Возьмем в качестве примера субботу, 11 марта, сразу после отплытия, но до появления погоды Северного моря, когда я хочу выйти на левый борт Палубы 10 для ознакомительного любования и посему решаю, что моему склонному к шелушению носу понадобятся цинковые белила. Мои белила все еще в большой сумке, которая на данный момент свалена с остальным багажом Палубы 10 в маленькой зоне между носовыми лифтом и лестницей Палубы 10, где маленькие люди в серо-синих комбинезонах «Селебрити» – носильщики, причем этот отряд как будто исключительно ливанский, – сверяют бирки на багаже с № пассажирских Лотов «Надира», организуют багаж и относят наверх, по каютам в коридорах левого и правого бортов.
И но, в общем, выхожу я и вижу свою сумку среди багажа и начинаю ее вытягивать из высящейся груды кожи и нейлона с мыслью, что могу отнести сумку в 1009-ю, покопаться и найти свой старый добрый ZnO[192]; и один из носильщиков видит, как я схватил сумку, бросает все четыре увесистых предмета багажа, под которыми плетется, и мчится мне наперехват. Сперва я боюсь, что он принял меня за багажного ворюгу и хочет видеть какую-нибудь квитанцию. Но оказывается, что хочет он от меня сумку: хочет донести ее до 1009-й за меня. И я, повторюсь, вдвое выше этого несчастного надорвавшегося человечка (как и сама сумка), вежливо протестую в демонстрации человеколюбия, говоря: «Не Беспокойтесь, Ничего Страшного, я Только За Своим Старым Добрым ZnO». Я объясняю носильщику, что заметил их какую-то невероятно организованную порядковую систему распределения багажа и что не хочу ей мешать или заставлять его относить сумку из Лота № 7 раньше сумки из Лота № 2 и, нет, я просто сам заберу свою старую тяжелую выцветшую хреновину и значительно упрощу жизнь этому человечку.

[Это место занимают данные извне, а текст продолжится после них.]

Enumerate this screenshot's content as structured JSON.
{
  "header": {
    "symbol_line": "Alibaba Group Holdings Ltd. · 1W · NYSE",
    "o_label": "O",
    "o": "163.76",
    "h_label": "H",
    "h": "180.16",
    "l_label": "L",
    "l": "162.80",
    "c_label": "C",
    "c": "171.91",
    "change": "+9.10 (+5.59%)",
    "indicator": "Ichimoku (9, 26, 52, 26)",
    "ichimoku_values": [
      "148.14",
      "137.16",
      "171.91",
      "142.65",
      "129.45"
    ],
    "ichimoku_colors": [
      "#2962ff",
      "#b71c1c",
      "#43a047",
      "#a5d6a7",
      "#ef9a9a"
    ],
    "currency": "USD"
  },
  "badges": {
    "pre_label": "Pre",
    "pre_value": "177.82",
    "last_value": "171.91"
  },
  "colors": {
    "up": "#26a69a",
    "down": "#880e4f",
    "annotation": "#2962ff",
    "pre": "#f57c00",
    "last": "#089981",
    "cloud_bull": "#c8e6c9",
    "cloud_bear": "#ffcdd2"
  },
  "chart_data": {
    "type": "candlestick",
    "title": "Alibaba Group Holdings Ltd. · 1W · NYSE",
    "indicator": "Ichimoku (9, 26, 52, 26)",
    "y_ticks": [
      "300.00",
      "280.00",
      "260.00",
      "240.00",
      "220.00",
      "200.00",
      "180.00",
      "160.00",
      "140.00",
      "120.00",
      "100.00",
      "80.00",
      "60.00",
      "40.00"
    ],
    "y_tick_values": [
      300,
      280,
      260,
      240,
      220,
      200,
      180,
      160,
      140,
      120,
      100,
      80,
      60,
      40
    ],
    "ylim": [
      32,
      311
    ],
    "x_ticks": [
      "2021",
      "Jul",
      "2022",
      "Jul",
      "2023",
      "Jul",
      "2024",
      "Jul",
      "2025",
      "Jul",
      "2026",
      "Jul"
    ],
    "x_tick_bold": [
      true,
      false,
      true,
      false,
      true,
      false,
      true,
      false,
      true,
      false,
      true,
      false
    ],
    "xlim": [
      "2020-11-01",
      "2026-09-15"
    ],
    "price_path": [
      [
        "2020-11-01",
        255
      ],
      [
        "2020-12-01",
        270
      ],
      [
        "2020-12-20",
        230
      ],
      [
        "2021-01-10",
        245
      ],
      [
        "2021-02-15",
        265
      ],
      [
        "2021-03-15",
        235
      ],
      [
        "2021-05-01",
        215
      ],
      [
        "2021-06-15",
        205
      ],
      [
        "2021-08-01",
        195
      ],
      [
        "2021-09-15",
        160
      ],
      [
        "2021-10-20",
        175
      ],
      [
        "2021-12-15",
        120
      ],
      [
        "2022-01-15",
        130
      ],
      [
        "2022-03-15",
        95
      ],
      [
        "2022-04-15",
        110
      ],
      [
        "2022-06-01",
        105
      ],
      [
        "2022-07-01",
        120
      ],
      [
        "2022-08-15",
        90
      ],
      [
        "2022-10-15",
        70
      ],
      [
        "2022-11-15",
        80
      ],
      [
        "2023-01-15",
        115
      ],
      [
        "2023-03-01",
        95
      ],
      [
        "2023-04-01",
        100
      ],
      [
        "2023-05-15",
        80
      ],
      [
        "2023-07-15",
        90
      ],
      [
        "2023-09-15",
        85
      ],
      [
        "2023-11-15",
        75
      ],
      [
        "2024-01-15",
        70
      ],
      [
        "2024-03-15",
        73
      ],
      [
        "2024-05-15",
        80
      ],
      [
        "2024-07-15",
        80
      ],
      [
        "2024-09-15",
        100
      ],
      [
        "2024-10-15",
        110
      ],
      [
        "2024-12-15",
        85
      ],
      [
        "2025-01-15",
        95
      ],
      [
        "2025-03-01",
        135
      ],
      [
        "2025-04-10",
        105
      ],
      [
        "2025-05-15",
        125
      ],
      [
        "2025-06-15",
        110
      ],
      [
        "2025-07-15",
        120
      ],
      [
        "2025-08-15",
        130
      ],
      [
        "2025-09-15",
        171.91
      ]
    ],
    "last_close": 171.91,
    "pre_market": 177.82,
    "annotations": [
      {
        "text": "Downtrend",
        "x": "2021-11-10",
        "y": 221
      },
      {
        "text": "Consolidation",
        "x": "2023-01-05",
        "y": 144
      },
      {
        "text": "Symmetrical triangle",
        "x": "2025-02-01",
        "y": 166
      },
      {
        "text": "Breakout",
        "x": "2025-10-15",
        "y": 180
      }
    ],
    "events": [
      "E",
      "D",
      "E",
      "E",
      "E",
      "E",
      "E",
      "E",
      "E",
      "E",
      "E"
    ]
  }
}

И вот тут следует действительно странный спор «я против ливанского носильщика», потому что оказывается, что я поставил этого парня, который два слова на английском связать не может, в ужасно безвыходное положение усердного работника – перед парадоксом балования: а именно Пассажир-Всегда-Прав против Пассажир-Не-Должен-Сам-Носить-Свою-Сумку. Не представляя на тот момент, через что проходит несчастный маленький ливанец, я отмахиваюсь от его протестующего фальцета и измученного выражения, принимая их не более чем за сервильную вежливость, извлекаю сумку и пру по коридору в 1009-ю, и смазываю шнобель своим ZnO, и выхожу наружу наблюдать а-ля Ф. Конрой, как кинематографически удаляется флоридское побережье.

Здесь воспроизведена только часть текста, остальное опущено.